I love what I do. I love my craft. Not because it's easy or even always enjoyable, but because it challenges me, stretches me, and puts me in contact with something beyond myself. I don’t just work to get it done. I work to understand. I want to trace the contours of reality through systems, code, data, philosophy, or whatever tool helps reveal the pattern underneath. There’s something sacred in that; a form of devotion, a way to see.
I know not everyone feels this way, and that’s okay. I’m not trying to shame anyone who sees their job as just a job. I get it. Life is heavy. Sometimes the weight of survival leaves no room for exploration. But I also believe we’ve been sold a vision of adulthood so hollow that even those who could feel something more end up numbed out by the noise. Distracted. Disconnected.
What hurts is not that people struggle. Struggle is part of learning, and I respect it deeply. What hurts is when people try, and try hard, but the spark doesn’t come. The world doesn’t reward curiosity the way it should. It doesn’t always meet effort with clarity. When someone puts in the hours and does the hard work but still walks away without that click of fundamental understanding, it feels like a failure of the system, not the person.

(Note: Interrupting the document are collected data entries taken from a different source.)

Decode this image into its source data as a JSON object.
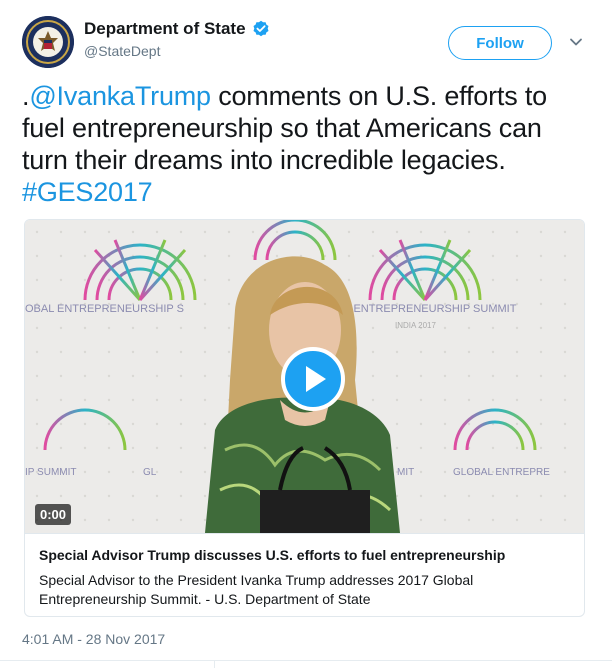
{
  "account": {
    "display_name": "Department of State",
    "handle": "@StateDept",
    "verified": true,
    "follow_label": "Follow",
    "avatar_icon": "state-department-seal"
  },
  "tweet": {
    "text_prefix": ".",
    "mention": "@IvankaTrump",
    "text_body": " comments on U.S. efforts to fuel entrepreneurship so that Americans can turn their dreams into incredible legacies. ",
    "hashtag": "#GES2017",
    "timestamp": "4:01 AM - 28 Nov 2017"
  },
  "media_card": {
    "duration": "0:00",
    "title": "Special Advisor Trump discusses U.S. efforts to fuel entrepreneurship",
    "description": "Special Advisor to the President Ivanka Trump addresses 2017 Global Entrepreneurship Summit. - U.S. Department of State",
    "backdrop_text_left": "OBAL ENTREPRENEURSHIP S",
    "backdrop_text_right": "BAL ENTREPRENEURSHIP SUMMIT",
    "backdrop_year": "INDIA 2017",
    "backdrop_text_bottom_left": "IP SUMMIT",
    "backdrop_text_bottom_mid": "GL",
    "backdrop_text_bottom_mid2": "MIT",
    "backdrop_text_bottom_right": "GLOBAL ENTREPRE"
  },
  "colors": {
    "accent": "#1da1f2",
    "link": "#1b95e0",
    "muted": "#657786"
  }
}
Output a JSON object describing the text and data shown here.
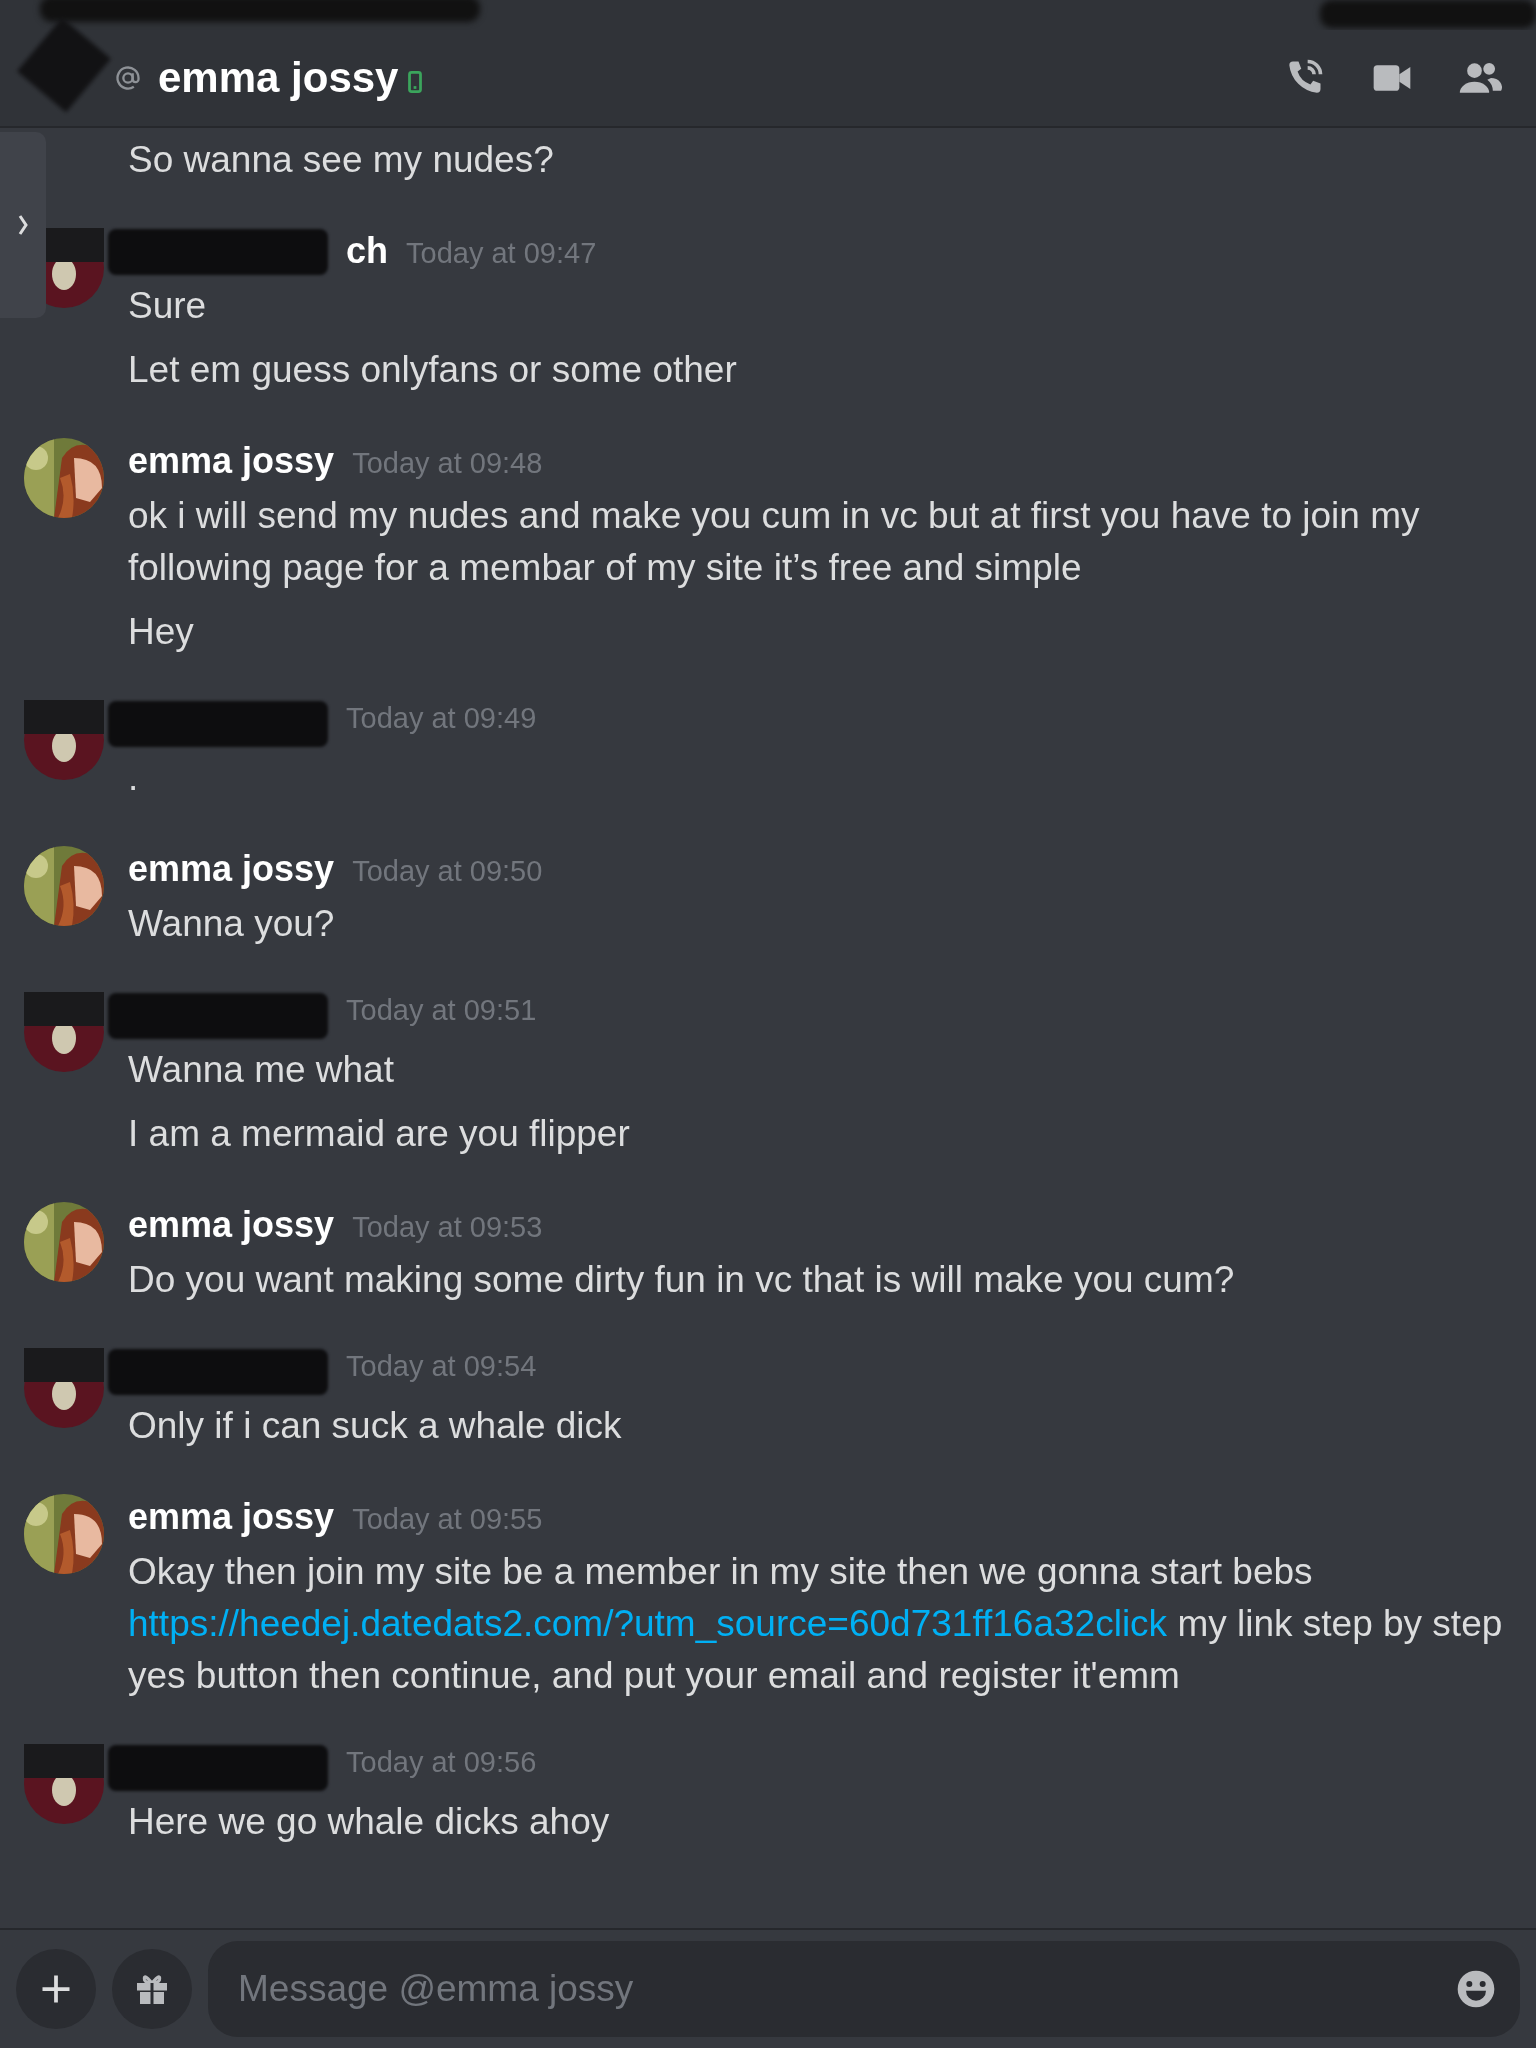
{
  "header": {
    "title": "emma jossy"
  },
  "messages": [
    {
      "kind": "continuation",
      "lines": [
        [
          {
            "text": "So wanna see my nudes?"
          }
        ]
      ]
    },
    {
      "kind": "redacted",
      "author_fragment": "ch",
      "time": "Today at 09:47",
      "lines": [
        [
          {
            "text": "Sure"
          }
        ],
        [
          {
            "text": "Let em guess onlyfans or some other"
          }
        ]
      ]
    },
    {
      "kind": "named",
      "author": "emma jossy",
      "time": "Today at 09:48",
      "lines": [
        [
          {
            "text": "ok i will send my nudes and make you cum in vc but at first you have to join my following  page for a membar of my site it’s free and simple"
          }
        ],
        [
          {
            "text": "Hey"
          }
        ]
      ]
    },
    {
      "kind": "redacted",
      "time": "Today at 09:49",
      "lines": [
        [
          {
            "text": "."
          }
        ]
      ]
    },
    {
      "kind": "named",
      "author": "emma jossy",
      "time": "Today at 09:50",
      "lines": [
        [
          {
            "text": "Wanna you?"
          }
        ]
      ]
    },
    {
      "kind": "redacted",
      "time": "Today at 09:51",
      "lines": [
        [
          {
            "text": "Wanna me what"
          }
        ],
        [
          {
            "text": "I am a mermaid are you flipper"
          }
        ]
      ]
    },
    {
      "kind": "named",
      "author": "emma jossy",
      "time": "Today at 09:53",
      "lines": [
        [
          {
            "text": "Do you want making some dirty fun in vc that is will make you cum?"
          }
        ]
      ]
    },
    {
      "kind": "redacted",
      "time": "Today at 09:54",
      "lines": [
        [
          {
            "text": "Only if i can suck a whale dick"
          }
        ]
      ]
    },
    {
      "kind": "named",
      "author": "emma jossy",
      "time": "Today at 09:55",
      "lines": [
        [
          {
            "text": "Okay then join my site be a member in my site then we gonna start bebs "
          },
          {
            "link": "https://heedej.datedats2.com/?utm_source=60d731ff16a32click"
          },
          {
            "text": " my link step by step yes button then continue, and put your email and register it'emm"
          }
        ]
      ]
    },
    {
      "kind": "redacted",
      "time": "Today at 09:56",
      "lines": [
        [
          {
            "text": "Here we go  whale dicks ahoy"
          }
        ]
      ]
    }
  ],
  "composer": {
    "placeholder": "Message @emma jossy"
  }
}
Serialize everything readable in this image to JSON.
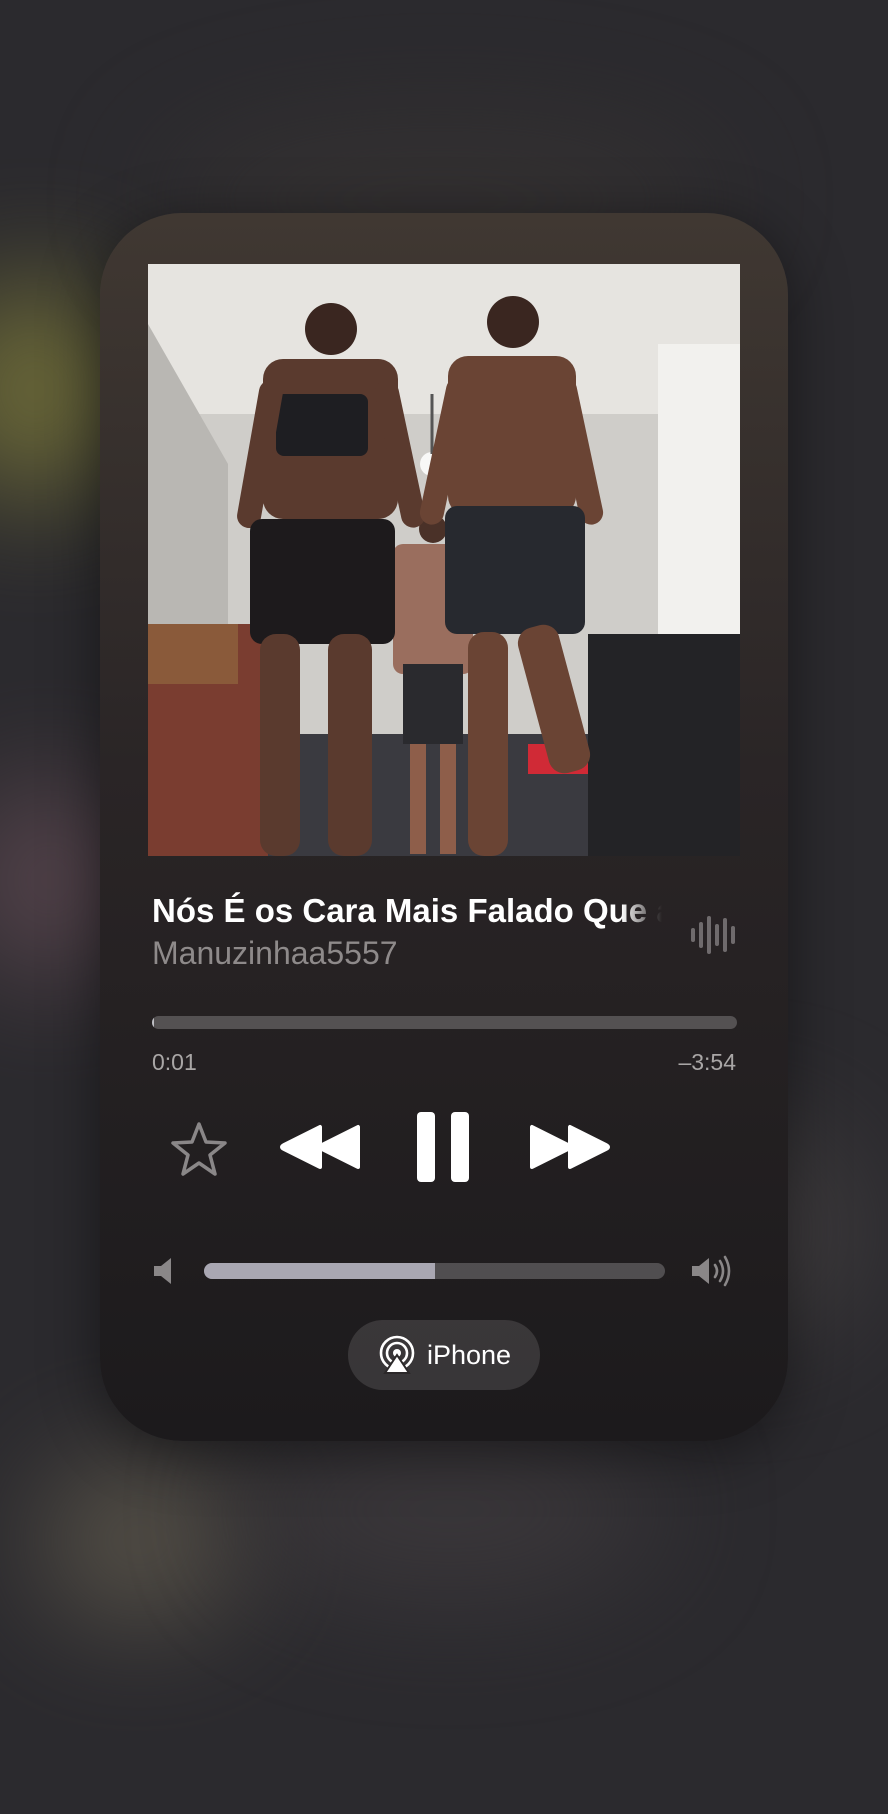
{
  "now_playing": {
    "title": "Nós É os Cara Mais Falado Que as",
    "artist": "Manuzinhaa5557",
    "artwork_icon": "album-artwork-photo"
  },
  "playback": {
    "elapsed": "0:01",
    "remaining": "–3:54",
    "progress_fraction": 0.004,
    "state_icon": "pause-icon"
  },
  "volume": {
    "level_fraction": 0.5
  },
  "output_device": {
    "label": "iPhone",
    "icon": "airplay-icon"
  },
  "colors": {
    "card_top": "#403832",
    "card_bottom": "#1c1a1c",
    "progress_fill": "#bfbfc4",
    "volume_fill": "#a9a7b2",
    "secondary_text": "#8e8a8a"
  }
}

I don’t want to change anyone. I know I can't; frankly, I don't like the burden of managing another's growth. But I want to understand. Not just ideas or patterns, but people. I want to learn how to accept others where they are, even when it confuses or frustrates me. I want to deepen my comprehension of the human experience, not just the elegant abstractions we build atop it.
In a way, I guess this is about meaning. But more precisely, it's about comprehension. The desire to grasp the structure of the thing, to see how and why it works the way it does. Including us. Including me. Because if I can see it clearly, maybe I can stop fighting the tide and learn to flow with it. Not in resignation, but in grace.
Maybe this is just what it means to care too much about the why of things. Perhaps it’s an affliction. But if it is, it’s one I’ve come to love.